Works for me! Thanks!
Worked great! Sure, I had to add all entries to their respective groups. But still, the most important thing here is that no important data was lost. Awesome.
Thank you.
Thanks mate. This worked well.
Sorry about the loss of groups, Anon. I never used them (didn’t even know they existed). Let me put this up on github so more people can fix it up.
Hi , I am not experienced with Perl at all. I have tried to run perl2exe to make this script work on windows. But.. no luck )-:
could you please explain how I can run this code on windows?
Thanks a lot!
I’m not sure, sorry. Been a long time since I ran Perl on Windows. ActivePerl, maybe?
Hello,
I am a complete noob. But I know that this exactly what I need to do. Can anyone post a step by step of this process? I am running ubuntu 12.04 – I have a 1000 Doge that I can send in return for the help. Just post the address and I can send them over!
Thank you!
Under Ubuntu, you’ll need to install libjson-xs-perl:
sudo apt-get install libjson-xs-perl
very
Download the code either from this page, or from github: scruss / 1pw2kpxxml.
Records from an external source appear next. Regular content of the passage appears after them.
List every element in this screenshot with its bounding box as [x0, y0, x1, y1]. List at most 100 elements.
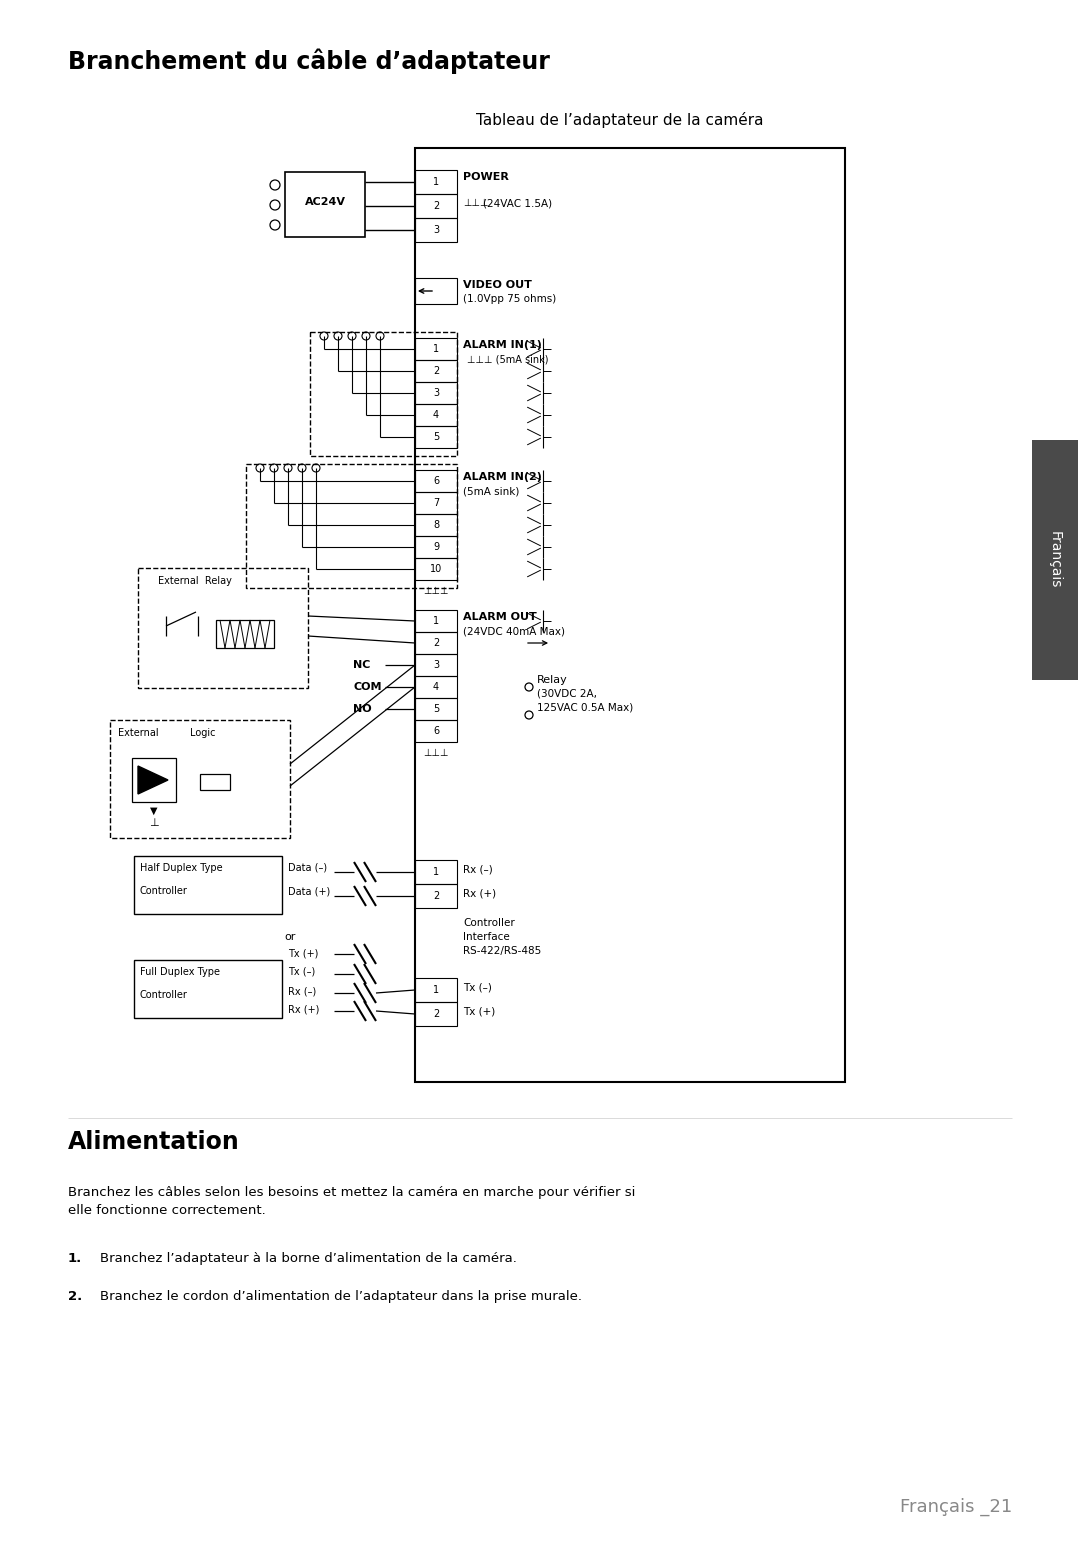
Bar	[134, 960, 282, 1018]
Bar	[415, 1001, 457, 1026]
Text: 2: 2	[433, 201, 440, 211]
Text: RS-422/RS-485: RS-422/RS-485	[463, 946, 541, 957]
Text: Tx (–): Tx (–)	[463, 981, 491, 992]
Text: ▼: ▼	[150, 805, 158, 816]
Bar	[110, 721, 291, 838]
Text: Rx (+): Rx (+)	[463, 889, 496, 898]
Bar	[310, 332, 457, 457]
Text: Relay: Relay	[537, 674, 568, 685]
Polygon shape	[138, 765, 168, 795]
Bar	[415, 978, 457, 1001]
Bar	[415, 360, 457, 383]
Text: Logic: Logic	[190, 728, 216, 738]
Text: 6: 6	[433, 475, 440, 486]
Text: 2: 2	[433, 1009, 440, 1018]
Text: Tx (–): Tx (–)	[288, 967, 315, 977]
Text: Tableau de l’adaptateur de la caméra: Tableau de l’adaptateur de la caméra	[476, 113, 764, 128]
Text: 8: 8	[433, 520, 440, 529]
Text: (24VDC 40mA Max): (24VDC 40mA Max)	[463, 626, 565, 636]
Text: Branchez le cordon d’alimentation de l’adaptateur dans la prise murale.: Branchez le cordon d’alimentation de l’a…	[100, 1290, 582, 1302]
Text: 1: 1	[433, 344, 440, 353]
Text: 4: 4	[433, 682, 440, 691]
Bar	[134, 856, 282, 913]
Bar	[1032, 440, 1078, 680]
Bar	[132, 758, 176, 802]
Text: (5mA sink): (5mA sink)	[463, 486, 519, 495]
Bar	[285, 171, 365, 238]
Text: Alimentation: Alimentation	[68, 1129, 240, 1154]
Bar	[415, 383, 457, 404]
Text: 4: 4	[433, 410, 440, 420]
Bar	[415, 884, 457, 907]
Text: or: or	[284, 932, 296, 941]
Text: Data (–): Data (–)	[288, 863, 327, 873]
Bar	[415, 148, 845, 1082]
Text: 5: 5	[433, 432, 440, 441]
Text: 2: 2	[433, 366, 440, 376]
Bar	[415, 535, 457, 559]
Text: Branchez les câbles selon les besoins et mettez la caméra en marche pour vérifie: Branchez les câbles selon les besoins et…	[68, 1187, 635, 1199]
Text: 9: 9	[433, 542, 440, 552]
Bar	[246, 464, 457, 588]
Text: 2.: 2.	[68, 1290, 82, 1302]
Bar	[415, 859, 457, 884]
Text: ⊥⊥⊥: ⊥⊥⊥	[463, 198, 488, 208]
Text: (24VAC 1.5A): (24VAC 1.5A)	[483, 198, 552, 208]
Text: ⊥⊥⊥: ⊥⊥⊥	[423, 586, 449, 596]
Text: Controller: Controller	[463, 918, 515, 927]
Bar	[415, 218, 457, 242]
Text: (1.0Vpp 75 ohms): (1.0Vpp 75 ohms)	[463, 295, 556, 304]
Text: Français: Français	[1048, 531, 1062, 589]
Bar	[415, 426, 457, 447]
Bar	[415, 697, 457, 721]
Bar	[415, 721, 457, 742]
Text: 5: 5	[433, 704, 440, 714]
Bar	[216, 620, 274, 648]
Text: elle fonctionne correctement.: elle fonctionne correctement.	[68, 1204, 266, 1217]
Text: 7: 7	[433, 498, 440, 508]
Text: 2: 2	[433, 890, 440, 901]
Bar	[415, 194, 457, 218]
Text: Branchement du câble d’adaptateur: Branchement du câble d’adaptateur	[68, 48, 550, 74]
Bar	[415, 514, 457, 535]
Bar	[415, 676, 457, 697]
Text: (30VDC 2A,: (30VDC 2A,	[537, 690, 597, 699]
Text: Data (+): Data (+)	[288, 886, 330, 896]
Bar	[415, 492, 457, 514]
Text: Controller: Controller	[140, 991, 188, 1000]
Text: 1.: 1.	[68, 1251, 82, 1265]
Text: 10: 10	[430, 565, 442, 574]
Text: POWER: POWER	[463, 171, 509, 182]
Text: 1: 1	[433, 177, 440, 187]
Text: ⊥⊥⊥: ⊥⊥⊥	[423, 748, 449, 758]
Text: VIDEO OUT: VIDEO OUT	[463, 279, 531, 290]
Text: ⊥: ⊥	[149, 818, 159, 829]
Bar	[415, 471, 457, 492]
Bar	[415, 609, 457, 633]
Text: ALARM IN(1): ALARM IN(1)	[463, 339, 542, 350]
Text: 2: 2	[433, 637, 440, 648]
Text: Français _21: Français _21	[900, 1498, 1012, 1517]
Text: ALARM OUT: ALARM OUT	[463, 613, 537, 622]
Text: External  Relay: External Relay	[158, 576, 232, 586]
Text: Half Duplex Type: Half Duplex Type	[140, 863, 222, 873]
Text: Rx (+): Rx (+)	[288, 1004, 320, 1014]
Text: 1: 1	[433, 616, 440, 626]
Text: 1: 1	[433, 984, 440, 995]
Text: Tx (+): Tx (+)	[463, 1006, 496, 1015]
Text: COM: COM	[353, 682, 381, 691]
Text: 3: 3	[433, 660, 440, 670]
Bar	[415, 170, 457, 194]
Text: 1: 1	[433, 867, 440, 876]
Text: External: External	[118, 728, 159, 738]
Bar	[415, 654, 457, 676]
Text: 3: 3	[433, 387, 440, 398]
Text: Full Duplex Type: Full Duplex Type	[140, 967, 220, 977]
Text: 3: 3	[433, 225, 440, 235]
Text: Rx (–): Rx (–)	[463, 864, 492, 873]
Bar	[200, 775, 230, 790]
Text: 125VAC 0.5A Max): 125VAC 0.5A Max)	[537, 704, 633, 713]
Bar	[138, 568, 308, 688]
Text: ALARM IN(2): ALARM IN(2)	[463, 472, 542, 481]
Text: AC24V: AC24V	[305, 198, 346, 207]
Export your 1Password database to a 1Password Interchange Format (1PIF) file. The actual data is a bit buried in a deeper folder, so have a dig about.
Then you can run the program from the terminal, assuming the program 1pw2kpxxml.pl and your data.1pif file are in the current folder:
chmod +x ./1pw2kpxxml.pl
./1pw2kpxxml.pl data.1pif > data.xml
You should now be able to import data.xml into Keepass. Let me know if you have problems.
Be very careful with how you handle the data.1pif and data.xml files. They have all your passwords, unencrypted!
My Dogecoin address is D9PSD9URAARwnXoTHfWDbjfJ2TmGYBvbaC
Hi, I am from Holland, and just installed linux for the first time on macbookpro 5.5
Your program works flawless on Xubuntu 14
Thanks for sharing!!
Still have one interesting question though:
How can you sync (with dropbox)?
Haven’t seen a plugin, do have seen it for keepass 1.x..
Hope you can help me with this
Thanks in advance,
Thomas
You just keep the Keepass database in your dropbox folder. No plugin required.
such a quick reply!
A simple solution, i was almost there 🙂
Thanks Scruss, you helped me out
Looks good! Thanks for being awesome.